Home Region Sport Magazin In-/Ausland Agenda
Stadt St. Gallen
23.04.2021
23.04.2021 12:22 Uhr

Zensur bei der VBSG?

Der Youtuber Daniel Stricker wollte in Bussen Werbung für seinen Kanal machen, auf dem er Coronamassnahmen-kritisch unterwegs ist. Das ging den VBSG gegen den Strich.

«Frisch, Frech, Frei, Fuckers!», heisst das Motto von «stricker.tv». Dahinter steckt der Thurgauer Daniel Stricker.

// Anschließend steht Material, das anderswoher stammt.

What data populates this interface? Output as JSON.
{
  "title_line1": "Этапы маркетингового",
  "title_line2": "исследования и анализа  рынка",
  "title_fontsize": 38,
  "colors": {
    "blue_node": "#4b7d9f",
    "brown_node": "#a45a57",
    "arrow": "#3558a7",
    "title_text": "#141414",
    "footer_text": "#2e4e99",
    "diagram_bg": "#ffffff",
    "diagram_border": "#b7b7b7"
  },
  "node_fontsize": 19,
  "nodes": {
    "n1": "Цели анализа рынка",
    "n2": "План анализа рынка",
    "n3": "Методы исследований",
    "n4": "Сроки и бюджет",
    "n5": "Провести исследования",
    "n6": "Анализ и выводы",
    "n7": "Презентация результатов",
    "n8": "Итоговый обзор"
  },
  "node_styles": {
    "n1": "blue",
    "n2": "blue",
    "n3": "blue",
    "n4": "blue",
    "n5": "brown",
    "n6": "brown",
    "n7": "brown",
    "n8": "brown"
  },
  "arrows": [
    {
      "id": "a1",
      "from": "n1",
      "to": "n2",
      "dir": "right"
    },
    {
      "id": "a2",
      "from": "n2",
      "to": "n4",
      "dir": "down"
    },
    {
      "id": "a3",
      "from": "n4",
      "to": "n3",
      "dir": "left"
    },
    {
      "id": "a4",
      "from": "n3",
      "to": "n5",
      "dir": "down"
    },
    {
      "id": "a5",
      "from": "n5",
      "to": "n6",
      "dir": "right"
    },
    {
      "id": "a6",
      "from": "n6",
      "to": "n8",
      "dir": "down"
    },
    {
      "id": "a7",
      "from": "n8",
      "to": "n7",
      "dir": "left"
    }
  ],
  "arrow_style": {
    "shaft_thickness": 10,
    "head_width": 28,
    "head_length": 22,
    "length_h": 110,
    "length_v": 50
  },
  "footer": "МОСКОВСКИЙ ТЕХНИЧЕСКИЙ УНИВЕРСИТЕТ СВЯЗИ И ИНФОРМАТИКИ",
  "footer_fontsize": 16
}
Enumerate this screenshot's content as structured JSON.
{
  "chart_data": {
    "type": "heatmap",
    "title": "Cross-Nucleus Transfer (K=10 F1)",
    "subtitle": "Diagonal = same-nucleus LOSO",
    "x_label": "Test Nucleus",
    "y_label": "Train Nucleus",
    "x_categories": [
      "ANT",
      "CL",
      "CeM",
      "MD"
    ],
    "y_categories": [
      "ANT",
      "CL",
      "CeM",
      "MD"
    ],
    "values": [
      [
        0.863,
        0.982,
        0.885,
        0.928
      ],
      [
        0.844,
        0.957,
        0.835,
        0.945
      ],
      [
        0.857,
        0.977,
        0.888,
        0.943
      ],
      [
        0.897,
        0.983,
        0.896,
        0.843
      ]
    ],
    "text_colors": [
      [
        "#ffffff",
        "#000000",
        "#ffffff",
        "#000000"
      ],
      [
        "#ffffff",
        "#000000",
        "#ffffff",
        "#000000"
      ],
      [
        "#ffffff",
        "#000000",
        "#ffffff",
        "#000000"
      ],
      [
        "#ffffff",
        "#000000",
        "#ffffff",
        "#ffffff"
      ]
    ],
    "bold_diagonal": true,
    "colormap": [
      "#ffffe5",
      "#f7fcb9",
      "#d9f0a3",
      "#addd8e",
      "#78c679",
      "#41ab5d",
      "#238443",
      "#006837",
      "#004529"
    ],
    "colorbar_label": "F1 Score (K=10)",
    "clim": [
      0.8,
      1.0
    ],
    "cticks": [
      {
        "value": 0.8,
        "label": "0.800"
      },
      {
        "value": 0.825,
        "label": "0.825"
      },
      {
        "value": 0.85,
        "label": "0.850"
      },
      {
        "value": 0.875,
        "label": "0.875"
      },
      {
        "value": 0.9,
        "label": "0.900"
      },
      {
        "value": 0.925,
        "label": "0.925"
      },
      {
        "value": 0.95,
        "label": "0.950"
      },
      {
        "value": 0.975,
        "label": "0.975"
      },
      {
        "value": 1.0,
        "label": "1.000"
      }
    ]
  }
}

Der Videoblogger und Podcaster polarisiert auf seinen Kanälen hauptsächlich mit Kritik an den Corona-Massnahmen.

Nun wollte Stricker nicht nur seine eigenen Kanäle mit seinen Beiträgen bespielen, sondern beabsichtigte, in den VBSG-Bussen Werbung für seine Plattform zu platzieren. Konkret sollte das Sujet «Corona ist vor allem ein Bier. Also bleib positiv. Geniess das Leben.» aufgehängt werden.

So sollte das Plakat aussehen Bild: Die Ostschweiz

Stadtrat stoppt Aktion

Diese Anzeige wurde von der Zürcher APG, die für die VBSG die Werbeflächen in den Bussen vermarktet, freigegeben, wie «Die Ostschweiz» berichtete. Daraufhin bezahlte der Thurgauer die knapp 2300 Franken sofort und beauftragte einen Printshop mit dem Drucken von Kleinplakaten.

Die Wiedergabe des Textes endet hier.